| Likely just means they have a Single Point of Failure. Some guesses would be: Automation/orchestration - They've migrated to k8s (I don't believe they've actually done this yet), but it could be their orchestration / automation tool automated a broken thing everywhere. Database/Auth - Pretty much everything in gitlab will touch the database as far as I'm aware. Otherwise, how do you check whether users are auth'd to take action something. You wouldn't expect this to break the static website, i.e. the sales landing pages, but these could be based off an internal CMS, or could be checking for "guest" role session. DNS/Service Discovery - As a sibling posted, "it's always DNS". It's good practice to use names for services instead of IP addresses, but this means your DNS needs to generally work, or everything will go down. Service Discovery could rely on DNS, but it could also be an API call that finds out DNS addresses or IP addresses directly. CDN - You wouldn't typically put this in front of auth'd usage, and typically a CDN might not be helpful in front of something like SSH, but a quick look at fastly suggests they might support this. The main downside is sharing all the user data / auth tokens. Security Product / CA - All you need is a requirement to encrypt internal traffic and rotate secrets, and you end up with a secret store that sits in the middle of everything. Storage Layer - I believe they were big on Ceph for a while. If everything is backed by Ceph, everything will go down if you fail with Ceph. Obviously, whatever it is, you'd expect them to split up their fail over plan a bit more in the future if it is something like that, but usually there's a single point of failure somewhere. |
This points to there being:
- a lack of process and testing on key networking changes. Aren't they doing CI/CD, automated testing and peer review for this?
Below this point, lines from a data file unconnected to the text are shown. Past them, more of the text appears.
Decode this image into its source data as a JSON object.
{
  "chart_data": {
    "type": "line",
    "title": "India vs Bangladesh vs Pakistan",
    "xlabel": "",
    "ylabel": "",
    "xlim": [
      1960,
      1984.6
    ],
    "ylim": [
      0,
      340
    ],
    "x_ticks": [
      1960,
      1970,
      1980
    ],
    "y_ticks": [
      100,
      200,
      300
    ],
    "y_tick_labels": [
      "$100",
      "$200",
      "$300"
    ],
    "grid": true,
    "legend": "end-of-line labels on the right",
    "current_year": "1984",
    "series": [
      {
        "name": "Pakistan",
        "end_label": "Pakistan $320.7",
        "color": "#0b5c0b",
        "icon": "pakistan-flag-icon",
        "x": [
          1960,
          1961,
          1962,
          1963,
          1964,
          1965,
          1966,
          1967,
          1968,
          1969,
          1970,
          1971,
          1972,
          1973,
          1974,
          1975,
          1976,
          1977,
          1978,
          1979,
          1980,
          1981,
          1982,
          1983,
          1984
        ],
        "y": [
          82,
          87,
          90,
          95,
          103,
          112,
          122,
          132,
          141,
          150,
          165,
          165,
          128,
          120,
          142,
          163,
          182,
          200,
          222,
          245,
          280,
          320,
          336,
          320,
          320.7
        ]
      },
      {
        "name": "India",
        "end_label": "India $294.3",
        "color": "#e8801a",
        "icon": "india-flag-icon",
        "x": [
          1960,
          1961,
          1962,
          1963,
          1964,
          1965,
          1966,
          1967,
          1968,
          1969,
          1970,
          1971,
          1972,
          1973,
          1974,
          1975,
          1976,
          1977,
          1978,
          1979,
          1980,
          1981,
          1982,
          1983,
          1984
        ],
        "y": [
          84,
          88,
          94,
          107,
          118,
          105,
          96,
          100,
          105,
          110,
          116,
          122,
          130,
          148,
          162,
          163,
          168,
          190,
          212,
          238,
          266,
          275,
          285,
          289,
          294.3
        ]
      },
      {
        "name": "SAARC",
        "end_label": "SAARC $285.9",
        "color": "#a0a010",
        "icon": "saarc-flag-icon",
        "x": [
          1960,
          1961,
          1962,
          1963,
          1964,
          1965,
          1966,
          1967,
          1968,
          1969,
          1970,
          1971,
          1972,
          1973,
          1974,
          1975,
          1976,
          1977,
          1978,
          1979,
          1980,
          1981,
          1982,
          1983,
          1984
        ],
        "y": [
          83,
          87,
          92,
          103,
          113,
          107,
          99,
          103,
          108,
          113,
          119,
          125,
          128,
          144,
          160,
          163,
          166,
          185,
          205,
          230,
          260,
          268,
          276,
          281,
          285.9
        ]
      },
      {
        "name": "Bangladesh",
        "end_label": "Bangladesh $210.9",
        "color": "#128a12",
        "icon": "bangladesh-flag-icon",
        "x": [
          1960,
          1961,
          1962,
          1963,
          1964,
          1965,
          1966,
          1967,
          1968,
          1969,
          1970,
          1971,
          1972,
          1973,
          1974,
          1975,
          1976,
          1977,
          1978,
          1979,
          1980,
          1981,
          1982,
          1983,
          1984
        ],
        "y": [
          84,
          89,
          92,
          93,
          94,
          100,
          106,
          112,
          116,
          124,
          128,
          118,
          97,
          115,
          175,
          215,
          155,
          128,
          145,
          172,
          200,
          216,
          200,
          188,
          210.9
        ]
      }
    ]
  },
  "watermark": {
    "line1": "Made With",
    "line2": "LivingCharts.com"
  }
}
- A SPOF in the database; why couldn't things connect to a secondary for a read-only mode?
Quite a lot of the time, things break for stupid reasons. The main difference is when a normal company does something stupid, they can hide it, lie about it, or make it sound more complex.
The fact Gitlab publishes their fuck ups, is supposed to force them to do a better job and actually look at root causes and apply proper fixes that we can all judge. I wouldn't hold any particular fuck-up against them.